NTSC Vblank for non-interlace odd: 50464 clocks.
NTSC Vblank for interlace even: 51832 clocks.
NTSC Vblank for interlace odd: 50468 clocks.
PAL has 312/313 scanlines, and it's a tossup whether overscan is on or not for these games.
PAL Vblank with overscan on non-interlace even: 30008 clocks.
PAL Vblank with overscan off non-interlace even: 118668 clocks.
Should be able to calculate the rest from here.
byuu wrote:
Quote:
What I'm actually trying to calculate is the length of H-blank and V-blank (in cycles).
Have you tried looking at emu sources for your answers?

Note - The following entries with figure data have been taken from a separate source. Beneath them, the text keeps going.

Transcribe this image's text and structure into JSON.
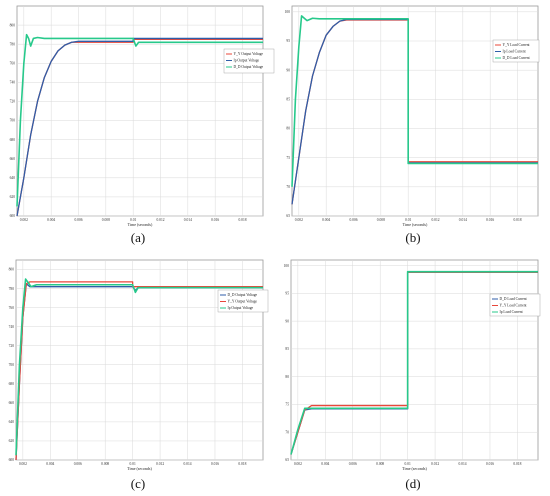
{
  "captions": [
    "(a)",
    "(b)",
    "(c)",
    "(d)"
  ],
  "colors": {
    "red": "#e8473a",
    "blue": "#2f5ea8",
    "green": "#27c98b",
    "teal": "#4fb3b0"
  },
  "chart_data": [
    {
      "type": "line",
      "panel": "a",
      "xlabel": "Time (seconds)",
      "ylabel": "",
      "xlim": [
        0.0015,
        0.0195
      ],
      "ylim": [
        600,
        820
      ],
      "xticks": [
        0.002,
        0.004,
        0.006,
        0.008,
        0.01,
        0.012,
        0.014,
        0.016,
        0.018
      ],
      "xtick_labels": [
        "0.002",
        "0.004",
        "0.006",
        "0.008",
        "0.01",
        "0.012",
        "0.014",
        "0.016",
        "0.018"
      ],
      "yticks": [
        600,
        620,
        640,
        660,
        680,
        700,
        720,
        740,
        760,
        780,
        800
      ],
      "ytick_labels": [
        "600",
        "620",
        "640",
        "660",
        "680",
        "700",
        "720",
        "740",
        "760",
        "780",
        "800"
      ],
      "grid": true,
      "legend": "right",
      "series": [
        {
          "name": "Y_Y Output Voltage",
          "color": "red",
          "x": [
            0.0015,
            0.002,
            0.0025,
            0.003,
            0.0035,
            0.004,
            0.0045,
            0.005,
            0.0055,
            0.006,
            0.0065,
            0.01,
            0.01,
            0.0195
          ],
          "y": [
            600,
            640,
            685,
            720,
            745,
            762,
            773,
            779,
            782,
            782,
            782,
            782,
            785,
            785
          ]
        },
        {
          "name": "Ip Output Voltage",
          "color": "blue",
          "x": [
            0.0015,
            0.002,
            0.0025,
            0.003,
            0.0035,
            0.004,
            0.0045,
            0.005,
            0.0055,
            0.006,
            0.0065,
            0.01,
            0.01,
            0.0195
          ],
          "y": [
            600,
            640,
            685,
            720,
            745,
            762,
            773,
            779,
            782,
            783,
            783,
            783,
            786,
            786
          ]
        },
        {
          "name": "D_D Output Voltage",
          "color": "green",
          "x": [
            0.0015,
            0.00175,
            0.002,
            0.0022,
            0.00235,
            0.0025,
            0.0027,
            0.003,
            0.0035,
            0.004,
            0.006,
            0.01,
            0.0102,
            0.0104,
            0.0195
          ],
          "y": [
            610,
            700,
            760,
            790,
            786,
            778,
            786,
            787,
            786,
            786,
            786,
            786,
            778,
            782,
            782
          ]
        }
      ]
    },
    {
      "type": "line",
      "panel": "b",
      "xlabel": "Time (seconds)",
      "ylabel": "",
      "xlim": [
        0.0015,
        0.0195
      ],
      "ylim": [
        65,
        101
      ],
      "xticks": [
        0.002,
        0.004,
        0.006,
        0.008,
        0.01,
        0.012,
        0.014,
        0.016,
        0.018
      ],
      "xtick_labels": [
        "0.002",
        "0.004",
        "0.006",
        "0.008",
        "0.01",
        "0.012",
        "0.014",
        "0.016",
        "0.018"
      ],
      "yticks": [
        65,
        70,
        75,
        80,
        85,
        90,
        95,
        100
      ],
      "ytick_labels": [
        "65",
        "70",
        "75",
        "80",
        "85",
        "90",
        "95",
        "100"
      ],
      "grid": true,
      "legend": "right",
      "series": [
        {
          "name": "Y_Y Load Current",
          "color": "red",
          "x": [
            0.0015,
            0.002,
            0.0025,
            0.003,
            0.0035,
            0.004,
            0.0045,
            0.005,
            0.0055,
            0.01,
            0.01,
            0.0195
          ],
          "y": [
            67,
            75,
            83,
            89,
            93,
            96,
            97.5,
            98.4,
            98.6,
            98.6,
            74.3,
            74.3
          ]
        },
        {
          "name": "Ip Load Current",
          "color": "blue",
          "x": [
            0.0015,
            0.002,
            0.0025,
            0.003,
            0.0035,
            0.004,
            0.0045,
            0.005,
            0.0055,
            0.01,
            0.01,
            0.0195
          ],
          "y": [
            67,
            75,
            83,
            89,
            93,
            96,
            97.5,
            98.4,
            98.7,
            98.7,
            74.1,
            74.1
          ]
        },
        {
          "name": "D_D Load Current",
          "color": "green",
          "x": [
            0.0015,
            0.00175,
            0.002,
            0.0022,
            0.0024,
            0.0026,
            0.003,
            0.0035,
            0.01,
            0.01,
            0.0195
          ],
          "y": [
            70,
            85,
            94,
            99.3,
            98.9,
            98.5,
            98.9,
            98.8,
            98.8,
            74.0,
            74.0
          ]
        }
      ]
    },
    {
      "type": "line",
      "panel": "c",
      "xlabel": "Time (seconds)",
      "ylabel": "",
      "xlim": [
        0.0015,
        0.0195
      ],
      "ylim": [
        600,
        810
      ],
      "xticks": [
        0.002,
        0.004,
        0.006,
        0.008,
        0.01,
        0.012,
        0.014,
        0.016,
        0.018
      ],
      "xtick_labels": [
        "0.002",
        "0.004",
        "0.006",
        "0.008",
        "0.01",
        "0.012",
        "0.014",
        "0.016",
        "0.018"
      ],
      "yticks": [
        600,
        620,
        640,
        660,
        680,
        700,
        720,
        740,
        760,
        780,
        800
      ],
      "ytick_labels": [
        "600",
        "620",
        "640",
        "660",
        "680",
        "700",
        "720",
        "740",
        "760",
        "780",
        "800"
      ],
      "grid": true,
      "legend": "right",
      "series": [
        {
          "name": "D_D Output Voltage",
          "color": "blue",
          "x": [
            0.0015,
            0.00175,
            0.002,
            0.00225,
            0.0025,
            0.01,
            0.0102,
            0.0104,
            0.0195
          ],
          "y": [
            600,
            680,
            750,
            785,
            782,
            782,
            778,
            781,
            781
          ]
        },
        {
          "name": "Y_Y Output Voltage",
          "color": "red",
          "x": [
            0.0015,
            0.00175,
            0.002,
            0.00225,
            0.0025,
            0.01,
            0.01,
            0.0195
          ],
          "y": [
            600,
            680,
            750,
            785,
            787,
            787,
            782,
            782
          ]
        },
        {
          "name": "Ip Output Voltage",
          "color": "green",
          "x": [
            0.0015,
            0.00175,
            0.002,
            0.0022,
            0.0024,
            0.0026,
            0.003,
            0.01,
            0.0102,
            0.0104,
            0.0195
          ],
          "y": [
            605,
            700,
            760,
            790,
            786,
            782,
            784,
            784,
            776,
            781,
            781
          ]
        }
      ]
    },
    {
      "type": "line",
      "panel": "d",
      "xlabel": "Time (seconds)",
      "ylabel": "",
      "xlim": [
        0.0015,
        0.0195
      ],
      "ylim": [
        65,
        101
      ],
      "xticks": [
        0.002,
        0.004,
        0.006,
        0.008,
        0.01,
        0.012,
        0.014,
        0.016,
        0.018
      ],
      "xtick_labels": [
        "0.002",
        "0.004",
        "0.006",
        "0.008",
        "0.01",
        "0.012",
        "0.014",
        "0.016",
        "0.018"
      ],
      "yticks": [
        65,
        70,
        75,
        80,
        85,
        90,
        95,
        100
      ],
      "ytick_labels": [
        "65",
        "70",
        "75",
        "80",
        "85",
        "90",
        "95",
        "100"
      ],
      "grid": true,
      "legend": "right",
      "series": [
        {
          "name": "D_D Load Current",
          "color": "blue",
          "x": [
            0.0015,
            0.002,
            0.0025,
            0.003,
            0.01,
            0.01,
            0.0195
          ],
          "y": [
            66,
            70,
            74,
            74.2,
            74.2,
            98.8,
            98.8
          ]
        },
        {
          "name": "Y_Y Load Current",
          "color": "red",
          "x": [
            0.0015,
            0.002,
            0.0025,
            0.003,
            0.01,
            0.01,
            0.0195
          ],
          "y": [
            66,
            70,
            74,
            74.8,
            74.8,
            98.8,
            98.8
          ]
        },
        {
          "name": "Ip Load Current",
          "color": "green",
          "x": [
            0.0015,
            0.002,
            0.0025,
            0.003,
            0.01,
            0.01,
            0.0195
          ],
          "y": [
            66,
            70.5,
            74.3,
            74.3,
            74.3,
            98.9,
            98.9
          ]
        }
      ]
    }
  ]
}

I thought we all learned not to do that near the end of the Nesticle era.
Ah, thank you!
Also, I would have but I don't know much C/C++ and since I can't find anything in x86 I'd have to use a disassembler which would take even longer since it would not only be unlikely for it to be disorganized, due to the way compilers work but it would also have a lot of junk bytes (if you don't believe me, look
here) and a lack of comments, making it very difficult. (Not to mention that I'm not extremely well acquainted with x86, anyway. Just more so than C/C++.) Well, I guess I'll try to learn C/C++ more quickly so I can hope to understand the data in emulator source code soon. Sorry for troubling you!
I guess this thread can be closed or whatever you do to threads that have served their purpose.
No trouble, just figure the sources would be quicker than waiting on us is all.
Oh, joy! I can't read it at all. I even tried BSNES's source code but I still got nothing out of it. Oh well!
Anyway, here is another question:
How does offset-per-tile mode work (particularly mode 6, although I presume that mode 2 is the same)? I know that you specify locations with layer 3 registers and the offset is for columns, not tiles. However, I want to know what gets displayed when you place one column of tiles on top of another one? In other words, if the offsets were all zero aside from one of them, other than the first, which was $10 (or would it be 8, since it uses half pixels?), what would show up on the column to the right of the normal position of the previously mentioned column?